Allen, who grew up in a small town in southern Indiana, met the Ostroms when she was 19, and they became her intellectual parents throughout college and graduate school, and she remained close to them for the rest of their lives. She accompanied Elinor to Stockholm in 2009 to receive the Nobel Prize.

Allen recalls being invited to dinner at the Ostroms when they were hosting Garrett Hardin, the wildlife biologist who coined the phrase “Tragedy of the Commons.” His theory that shared resources cause environmental ruin held great sway for many decades until Elinor won the Nobel Prize. Her research validated the view that commons are not inevitably tragic since many communities throughout history have figured how to sustainably manage commonly held resources for the future—the theme of her most famous book, Governing the Commons.

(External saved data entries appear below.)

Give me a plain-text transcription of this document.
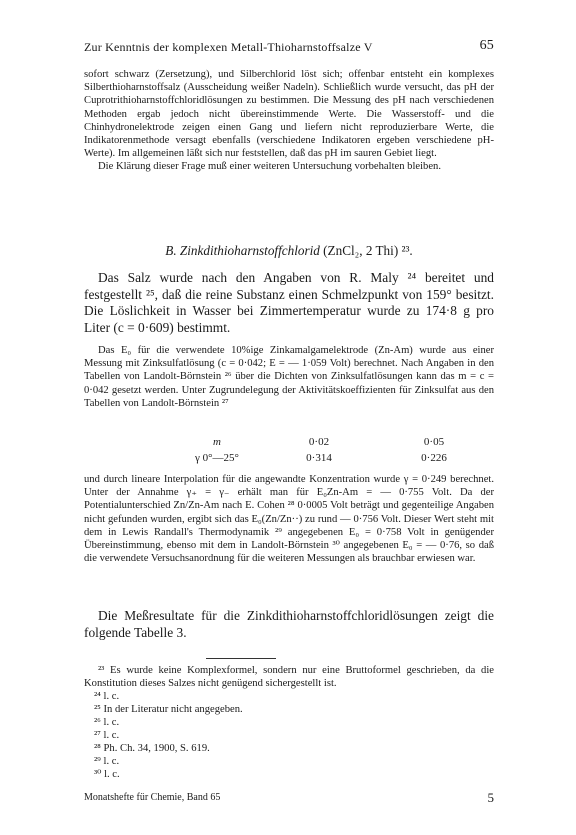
Zur Kenntnis der komplexen Metall-Thioharnstoffsalze V	65

sofort schwarz (Zersetzung), und Silberchlorid löst sich; offenbar entsteht ein komplexes Silberthioharnstoffsalz (Ausscheidung weißer Nadeln). Schließlich wurde versucht, das pH der Cuprotrithioharnstoffchloridlösungen zu bestimmen. Die Messung des pH nach verschiedenen Methoden ergab jedoch nicht übereinstimmende Werte. Die Wasserstoff- und die Chinhydronelektrode zeigen einen Gang und liefern nicht reproduzierbare Werte, die Indikatorenmethode versagt ebenfalls (verschiedene Indikatoren ergeben verschiedene pH-Werte). Im allgemeinen läßt sich nur feststellen, daß das pH im sauren Gebiet liegt.

Die Klärung dieser Frage muß einer weiteren Untersuchung vorbehalten bleiben.

B. Zinkdithioharnstoffchlorid (ZnCl₂, 2 Thi) ²³.

Das Salz wurde nach den Angaben von R. Maly ²⁴ bereitet und festgestellt ²⁵, daß die reine Substanz einen Schmelzpunkt von 159° besitzt. Die Löslichkeit in Wasser bei Zimmertemperatur wurde zu 174·8 g pro Liter (c = 0·609) bestimmt.

Das E₀ für die verwendete 10%ige Zinkamalgamelektrode (Zn-Am) wurde aus einer Messung mit Zinksulfatlösung (c = 0·042; E = — 1·059 Volt) berechnet. Nach Angaben in den Tabellen von Landolt-Börnstein ²⁶ über die Dichten von Zinksulfatlösungen kann das m = c = 0·042 gesetzt werden. Unter Zugrundelegung der Aktivitätskoeffizienten für Zinksulfat aus den Tabellen von Landolt-Börnstein ²⁷

m	0·02	0·05
γ 0°—25°	0·314	0·226

und durch lineare Interpolation für die angewandte Konzentration wurde γ = 0·249 berechnet. Unter der Annahme γ₊ = γ₋ erhält man für E₀Zn-Am = — 0·755 Volt. Da der Potentialunterschied Zn/Zn-Am nach E. Cohen ²⁸ 0·0005 Volt beträgt und gegenteilige Angaben nicht gefunden wurden, ergibt sich das E₀(Zn/Zn··) zu rund — 0·756 Volt. Dieser Wert steht mit dem in Lewis Randall's Thermodynamik ²⁹ angegebenen E₀ = 0·758 Volt in genügender Übereinstimmung, ebenso mit dem in Landolt-Börnstein ³⁰ angegebenen E₀ = — 0·76, so daß die verwendete Versuchsanordnung für die weiteren Messungen als brauchbar erwiesen war.

Die Meßresultate für die Zinkdithioharnstoffchloridlösungen zeigt die folgende Tabelle 3.

²³ Es wurde keine Komplexformel, sondern nur eine Bruttoformel geschrieben, da die Konstitution dieses Salzes nicht genügend sichergestellt ist.

²⁴ l. c.

²⁵ In der Literatur nicht angegeben.

²⁶ l. c.

²⁷ l. c.

²⁸ Ph. Ch. 34, 1900, S. 619.

²⁹ l. c.

³⁰ l. c.

Monatshefte für Chemie, Band 65	5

“Lin and Garrett Hardin had a long correspondence that was a no-holds barred conversation” about the commons, Allen notes, yet she felt perfectly comfortable welcoming him to their home for dinner. That’s because both Vincent and Elinor believed in the creativity of contestation. “They argued things out, even among themselves—and out of that sometimes came new ideas they had never thought about. It was a form of co-creation.”

Telling me this story as we sit in her Minneapolis home, Allen shows me a painting the Ostroms commissioned from a native artist in Canada depicting two porcupines facing one another in a combative stance—a playful symbol of their relationship. At one moment they might engage in intense discussions about the best way to chop a carrot, she notes, and then go outside together to watch the sunset and moon rise.

Allen hopes the film will draw wider attention to the Ostroms’ lives and work. “I want this to be subtitled in many languages, so it can be shown in villages and local city halls around the world.”

She also wants to highlight some of the lesser known ideas promoted by the Ostroms such as polycentricity, which is closely linked to how commons thrive or wither. The word, literally meaning “having more than one center,” was adopted by the Ostroms to describe situations in which authority and decisionmaking are shared among a number of people or organizations. For instance, responsibility for taking care of a pasture (the example used by Garrett Hardin in “Tragedy of the Commons”) would be the concern of, say, the federal, state, or local government along with an association of livestock farmers who see the importance of sustaining this resource and an informal network of people who live nearby.

Allen describes polycentricity as “human biodiversity,” a decentralized approach to governance that resembles the complicated workings of an eco-system. “It’s not that one level of authority is always better,” she says. “The polycentric idea is that there is another place to get justice if one is not working.”

“Vincent and Lin’s story is remarkable, and that’s why I want to tell it,” Allen says. “To show the scope of their work, its evolution and how it became world wide.”